House debates
Thursday, 15 February 2024
Questions without Notice
Workplace Relations
2:58 pm
Mr Tony Burke (Watson, Australian Labor Party, Minister for Employment and Workplace Relations) Share this | Hansard source
We now have the change from what was predicted by those opposite, with their spokesperson Senator Cash, when they predicted that our reforms would close down Australia. What have we seen? When you no longer have low wages as a deliberate design feature of how you manage the economy, what happens? Wages, which under them were tracking, on average, at 2.1 per cent, are now at four per cent—two consecutive quarters of real wage growth. We're making sure that people earn more and keep more of what they earn. This government has delivered pay rises through two consecutive submissions to the annual wage review; minimum standards for the gig economy, now law; minimum standards for road transport, now law; job security for casuals, now law; the labour hire loophole closed, now law; wage theft as a crime, now law; banning pay secrecy clauses, now law; and sunsetting those zombie agreements I referred to yesterday, now law.

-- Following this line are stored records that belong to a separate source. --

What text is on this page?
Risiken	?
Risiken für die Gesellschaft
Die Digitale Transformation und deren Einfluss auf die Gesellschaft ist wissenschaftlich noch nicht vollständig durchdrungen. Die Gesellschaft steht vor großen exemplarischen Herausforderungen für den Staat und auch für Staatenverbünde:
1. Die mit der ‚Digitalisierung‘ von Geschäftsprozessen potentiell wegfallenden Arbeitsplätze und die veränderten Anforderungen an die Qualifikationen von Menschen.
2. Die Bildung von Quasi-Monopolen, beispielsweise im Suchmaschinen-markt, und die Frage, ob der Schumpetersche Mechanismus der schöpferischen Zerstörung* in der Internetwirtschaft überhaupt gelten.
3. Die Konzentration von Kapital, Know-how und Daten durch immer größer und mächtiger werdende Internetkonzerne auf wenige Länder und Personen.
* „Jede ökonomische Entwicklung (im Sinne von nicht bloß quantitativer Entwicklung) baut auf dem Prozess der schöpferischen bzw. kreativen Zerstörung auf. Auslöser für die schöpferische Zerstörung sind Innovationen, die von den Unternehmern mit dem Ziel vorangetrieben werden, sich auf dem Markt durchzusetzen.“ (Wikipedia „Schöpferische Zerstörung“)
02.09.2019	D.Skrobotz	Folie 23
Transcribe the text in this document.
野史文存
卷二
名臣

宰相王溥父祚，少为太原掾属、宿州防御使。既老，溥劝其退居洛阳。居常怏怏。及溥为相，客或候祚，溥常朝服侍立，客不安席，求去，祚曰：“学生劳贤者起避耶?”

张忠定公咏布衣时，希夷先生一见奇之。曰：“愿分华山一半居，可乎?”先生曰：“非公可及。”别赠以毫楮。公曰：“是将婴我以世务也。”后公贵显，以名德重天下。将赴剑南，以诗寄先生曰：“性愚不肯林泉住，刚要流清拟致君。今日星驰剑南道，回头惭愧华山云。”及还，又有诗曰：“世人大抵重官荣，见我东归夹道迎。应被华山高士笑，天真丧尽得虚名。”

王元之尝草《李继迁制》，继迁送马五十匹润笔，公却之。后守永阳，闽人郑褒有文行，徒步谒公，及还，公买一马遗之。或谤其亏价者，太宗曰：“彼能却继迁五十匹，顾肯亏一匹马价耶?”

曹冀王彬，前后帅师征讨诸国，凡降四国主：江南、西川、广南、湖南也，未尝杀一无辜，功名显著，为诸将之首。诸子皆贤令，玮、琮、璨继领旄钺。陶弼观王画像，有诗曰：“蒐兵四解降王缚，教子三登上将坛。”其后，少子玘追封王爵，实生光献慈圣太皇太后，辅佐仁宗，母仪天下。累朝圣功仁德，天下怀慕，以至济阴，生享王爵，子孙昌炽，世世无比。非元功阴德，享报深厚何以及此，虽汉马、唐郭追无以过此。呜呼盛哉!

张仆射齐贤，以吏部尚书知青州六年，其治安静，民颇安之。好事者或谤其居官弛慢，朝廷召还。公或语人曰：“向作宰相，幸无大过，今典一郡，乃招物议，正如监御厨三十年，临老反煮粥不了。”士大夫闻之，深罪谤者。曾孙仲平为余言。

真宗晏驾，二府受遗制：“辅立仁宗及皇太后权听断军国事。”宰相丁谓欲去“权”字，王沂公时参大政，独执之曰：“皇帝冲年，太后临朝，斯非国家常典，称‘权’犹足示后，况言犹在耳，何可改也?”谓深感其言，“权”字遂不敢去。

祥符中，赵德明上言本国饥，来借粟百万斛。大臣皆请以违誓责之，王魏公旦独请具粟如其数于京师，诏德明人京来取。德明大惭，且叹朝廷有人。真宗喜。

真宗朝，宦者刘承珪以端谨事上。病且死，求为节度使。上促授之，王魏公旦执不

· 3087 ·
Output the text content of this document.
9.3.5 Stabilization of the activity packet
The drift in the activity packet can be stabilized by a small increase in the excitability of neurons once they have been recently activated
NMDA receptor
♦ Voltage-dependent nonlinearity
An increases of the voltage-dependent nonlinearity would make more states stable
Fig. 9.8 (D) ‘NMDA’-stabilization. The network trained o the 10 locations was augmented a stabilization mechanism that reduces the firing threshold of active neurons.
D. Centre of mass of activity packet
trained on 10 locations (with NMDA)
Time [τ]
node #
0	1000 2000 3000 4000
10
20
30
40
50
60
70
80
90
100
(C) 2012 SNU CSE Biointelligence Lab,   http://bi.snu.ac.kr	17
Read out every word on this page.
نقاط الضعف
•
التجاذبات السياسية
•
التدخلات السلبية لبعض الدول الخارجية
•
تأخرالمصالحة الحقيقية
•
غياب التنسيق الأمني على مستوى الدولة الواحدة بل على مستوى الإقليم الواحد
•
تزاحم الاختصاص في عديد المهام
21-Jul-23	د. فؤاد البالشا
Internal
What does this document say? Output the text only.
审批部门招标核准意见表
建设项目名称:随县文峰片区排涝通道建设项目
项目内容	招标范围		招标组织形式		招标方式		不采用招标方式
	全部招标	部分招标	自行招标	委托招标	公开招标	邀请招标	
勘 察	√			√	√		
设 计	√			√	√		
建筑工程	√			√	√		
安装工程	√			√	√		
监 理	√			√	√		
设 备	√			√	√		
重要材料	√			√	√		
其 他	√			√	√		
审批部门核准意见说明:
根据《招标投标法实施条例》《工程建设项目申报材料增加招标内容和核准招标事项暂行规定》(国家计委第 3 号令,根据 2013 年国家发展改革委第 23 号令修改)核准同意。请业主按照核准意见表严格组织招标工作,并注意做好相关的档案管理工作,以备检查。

But, in response, those opposite have made a promise—promised from the very person who might not be able to get a question but occasionally stands up to withdraw his interjections, the shadow Treasurer. No-one asked him to use this word, but on the weekend he said their package of repeals would be 'targeted'. We all know exactly what the word 'targeted' meant—targeted against your wages, targeted against your job security, targeted against your safety at work, targeted against measures to close the gender pay gap. The Leader of the Opposition confirmed on the weekend that they're targeting your time off. The Deputy Leader of the Opposition confirmed right from the start that they'll be targeting your tax cuts. And the shadow Treasurer has confirmed that they're targeting your pay and security—a party over there that wants people to work longer, for less.